Some schools are now designated as Microsoft-supported schools to maximise the use of MS teams.
Mr. Baljinder, Principal of Dayanand Model School, Nakodar, Punjab, was of the view that the pandemic actually helped his school. They began looking into innovative ways of learning and teaching. For instance, they adopted gamification and used educational apps for certain lessons. They plan to continue using these even after schools reopen completely.
Paving the way forward
All principals stated that when schools adopt the New Education Policy, they would benefit from the blended teaching and learning methodology. Although it arose due to the pandemic, it ended up removing unnecessary clutter from daily lessons and improved the useful.
It was noted that completely online setup also comes with drawbacks.

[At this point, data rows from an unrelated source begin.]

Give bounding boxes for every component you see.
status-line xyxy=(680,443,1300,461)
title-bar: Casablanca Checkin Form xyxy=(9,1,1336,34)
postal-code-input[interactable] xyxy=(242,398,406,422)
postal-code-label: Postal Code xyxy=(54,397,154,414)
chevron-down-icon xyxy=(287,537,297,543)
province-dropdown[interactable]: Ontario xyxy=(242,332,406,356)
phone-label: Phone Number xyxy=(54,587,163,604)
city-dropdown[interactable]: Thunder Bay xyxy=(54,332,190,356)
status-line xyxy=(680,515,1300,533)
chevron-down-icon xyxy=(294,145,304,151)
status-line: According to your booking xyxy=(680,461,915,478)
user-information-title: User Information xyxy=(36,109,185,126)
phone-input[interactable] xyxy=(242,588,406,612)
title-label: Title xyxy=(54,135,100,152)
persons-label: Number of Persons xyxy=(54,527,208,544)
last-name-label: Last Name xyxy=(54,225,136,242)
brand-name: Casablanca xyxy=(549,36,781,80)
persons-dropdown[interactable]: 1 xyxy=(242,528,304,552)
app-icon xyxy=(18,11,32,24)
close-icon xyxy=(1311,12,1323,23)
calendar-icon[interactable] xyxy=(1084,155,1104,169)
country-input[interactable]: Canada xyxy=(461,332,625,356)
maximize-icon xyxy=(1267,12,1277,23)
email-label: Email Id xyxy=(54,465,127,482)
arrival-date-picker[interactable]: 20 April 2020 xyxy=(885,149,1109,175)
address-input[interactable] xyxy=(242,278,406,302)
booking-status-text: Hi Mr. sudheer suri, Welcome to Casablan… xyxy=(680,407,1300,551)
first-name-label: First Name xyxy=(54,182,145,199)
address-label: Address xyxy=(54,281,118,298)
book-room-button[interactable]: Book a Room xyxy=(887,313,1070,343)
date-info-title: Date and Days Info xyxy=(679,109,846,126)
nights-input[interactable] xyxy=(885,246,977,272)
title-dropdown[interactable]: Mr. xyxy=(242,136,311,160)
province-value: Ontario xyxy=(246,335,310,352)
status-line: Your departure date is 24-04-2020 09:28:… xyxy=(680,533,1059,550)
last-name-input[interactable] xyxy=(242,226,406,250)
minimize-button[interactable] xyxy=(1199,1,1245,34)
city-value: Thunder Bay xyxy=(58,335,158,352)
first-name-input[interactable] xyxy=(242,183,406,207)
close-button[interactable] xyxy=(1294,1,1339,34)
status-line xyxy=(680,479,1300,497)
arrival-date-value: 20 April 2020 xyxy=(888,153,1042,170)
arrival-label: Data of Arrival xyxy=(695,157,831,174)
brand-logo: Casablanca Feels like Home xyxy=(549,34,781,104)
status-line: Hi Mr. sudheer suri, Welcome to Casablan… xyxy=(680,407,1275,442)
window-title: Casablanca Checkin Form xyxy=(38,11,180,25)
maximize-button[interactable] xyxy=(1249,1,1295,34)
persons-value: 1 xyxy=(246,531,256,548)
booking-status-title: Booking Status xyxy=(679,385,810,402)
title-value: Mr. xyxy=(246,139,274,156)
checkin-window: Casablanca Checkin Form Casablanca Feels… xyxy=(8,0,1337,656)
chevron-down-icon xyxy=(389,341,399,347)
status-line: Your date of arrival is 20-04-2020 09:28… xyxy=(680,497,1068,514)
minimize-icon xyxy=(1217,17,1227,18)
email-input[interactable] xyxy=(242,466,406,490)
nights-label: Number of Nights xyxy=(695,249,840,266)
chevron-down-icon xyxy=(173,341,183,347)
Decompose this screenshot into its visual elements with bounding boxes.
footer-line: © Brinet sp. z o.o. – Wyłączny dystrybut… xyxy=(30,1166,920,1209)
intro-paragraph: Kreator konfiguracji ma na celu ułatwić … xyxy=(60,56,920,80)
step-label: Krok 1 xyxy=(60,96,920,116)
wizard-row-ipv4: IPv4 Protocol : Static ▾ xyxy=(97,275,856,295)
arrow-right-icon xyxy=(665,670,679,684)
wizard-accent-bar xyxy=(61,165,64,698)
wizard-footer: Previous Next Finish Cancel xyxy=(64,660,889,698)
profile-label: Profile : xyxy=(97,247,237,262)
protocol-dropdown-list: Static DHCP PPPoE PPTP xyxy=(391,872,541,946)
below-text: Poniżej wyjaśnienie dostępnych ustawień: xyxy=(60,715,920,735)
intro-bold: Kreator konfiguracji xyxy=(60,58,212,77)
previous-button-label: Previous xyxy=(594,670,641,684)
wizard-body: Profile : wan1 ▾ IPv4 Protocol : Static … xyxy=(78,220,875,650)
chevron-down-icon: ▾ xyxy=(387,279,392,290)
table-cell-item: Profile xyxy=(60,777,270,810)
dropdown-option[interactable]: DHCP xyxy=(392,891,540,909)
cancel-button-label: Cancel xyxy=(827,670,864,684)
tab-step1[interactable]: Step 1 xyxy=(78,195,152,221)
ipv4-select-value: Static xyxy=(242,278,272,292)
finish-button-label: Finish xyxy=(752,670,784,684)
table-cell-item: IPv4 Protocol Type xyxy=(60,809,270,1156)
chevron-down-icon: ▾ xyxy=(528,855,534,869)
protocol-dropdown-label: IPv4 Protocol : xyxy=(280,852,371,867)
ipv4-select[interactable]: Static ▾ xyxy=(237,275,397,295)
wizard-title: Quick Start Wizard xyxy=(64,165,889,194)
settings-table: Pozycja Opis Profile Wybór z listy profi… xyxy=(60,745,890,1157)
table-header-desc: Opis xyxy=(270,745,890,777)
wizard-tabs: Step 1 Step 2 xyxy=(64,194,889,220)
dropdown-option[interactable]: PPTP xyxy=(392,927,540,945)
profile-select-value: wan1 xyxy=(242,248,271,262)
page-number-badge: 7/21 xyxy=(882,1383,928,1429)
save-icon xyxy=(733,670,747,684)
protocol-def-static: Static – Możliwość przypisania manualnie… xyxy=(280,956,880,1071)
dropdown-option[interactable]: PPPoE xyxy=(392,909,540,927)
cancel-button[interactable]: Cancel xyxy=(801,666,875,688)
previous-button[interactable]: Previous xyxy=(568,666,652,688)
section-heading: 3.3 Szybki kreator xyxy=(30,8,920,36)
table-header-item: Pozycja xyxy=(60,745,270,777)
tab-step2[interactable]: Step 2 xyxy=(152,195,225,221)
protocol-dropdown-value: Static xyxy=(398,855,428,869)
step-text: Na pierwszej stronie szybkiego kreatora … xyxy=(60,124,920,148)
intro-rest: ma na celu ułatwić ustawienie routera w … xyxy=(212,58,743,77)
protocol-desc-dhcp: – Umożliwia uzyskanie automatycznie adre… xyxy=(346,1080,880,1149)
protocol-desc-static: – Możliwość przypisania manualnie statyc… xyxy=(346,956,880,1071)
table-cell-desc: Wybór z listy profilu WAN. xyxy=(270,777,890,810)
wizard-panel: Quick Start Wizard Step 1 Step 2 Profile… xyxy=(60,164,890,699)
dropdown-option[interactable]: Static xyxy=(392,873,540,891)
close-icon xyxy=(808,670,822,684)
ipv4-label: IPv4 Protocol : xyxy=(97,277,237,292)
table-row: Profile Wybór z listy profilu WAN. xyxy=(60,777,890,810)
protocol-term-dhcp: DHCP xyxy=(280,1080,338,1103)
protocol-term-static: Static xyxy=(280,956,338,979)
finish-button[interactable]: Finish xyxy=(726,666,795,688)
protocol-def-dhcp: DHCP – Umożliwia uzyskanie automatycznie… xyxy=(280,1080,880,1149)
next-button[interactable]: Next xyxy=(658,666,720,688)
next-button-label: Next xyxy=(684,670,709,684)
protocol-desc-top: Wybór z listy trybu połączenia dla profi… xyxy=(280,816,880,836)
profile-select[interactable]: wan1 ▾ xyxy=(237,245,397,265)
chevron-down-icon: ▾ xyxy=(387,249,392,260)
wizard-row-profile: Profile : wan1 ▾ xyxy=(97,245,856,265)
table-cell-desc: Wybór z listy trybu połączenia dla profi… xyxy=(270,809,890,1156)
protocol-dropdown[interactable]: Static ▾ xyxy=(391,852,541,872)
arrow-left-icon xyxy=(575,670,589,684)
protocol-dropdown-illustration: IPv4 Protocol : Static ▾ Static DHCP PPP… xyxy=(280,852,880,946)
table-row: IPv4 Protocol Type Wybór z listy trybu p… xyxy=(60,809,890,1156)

In the offline mode, children learn a lot from being present on school premises. They get to interact with their teachers and friends and can also make effective use of the in-campus sports infrastructure.
Mr. John Bagul, Principal of South City International School, Kolkata, mentioned that his school was using Promethean Interactive Whiteboards. They had encrypted security. The school also focuses a lot on mental well-being of everyone to ensure that students do not become socially awkward during the time spent away from home.
International School Fraternity
There were a few heads of institutions from Indonesia and Uganda as well. They shared stories of how the COVID situation in their countries had brought school infrastructure to its knees. They also shared their learnings outside the classroom. Dr. Ni Putu Tirka Widanti, President of Yayasan Green School, Bali, Indonesia, gave a virtual tour of her school’s eco-friendly campus. She also shared that her residential students often took many sessions online even pre-pandemic while also picking up from green schooling philosophy of “Learning from Nature”. This blended form of learning helped her school fraternity move completely online without any issue.
Smile Foundation showing the way ahead
The participants appreciated Smile Foundation for playing the role of a facilitator of such think tanks. The Child for Child team hopes to continue ideating such meets amongst school fraternity. We want to ensure that education continues–online, offline or in a blended form with best practices!
The panel discussions were not only riveting to listen to but there was also a huge amount of learning for the principals and heads of institutions from each other during the meet. They reiterated how a blended form of education would be the new way of teaching and learning.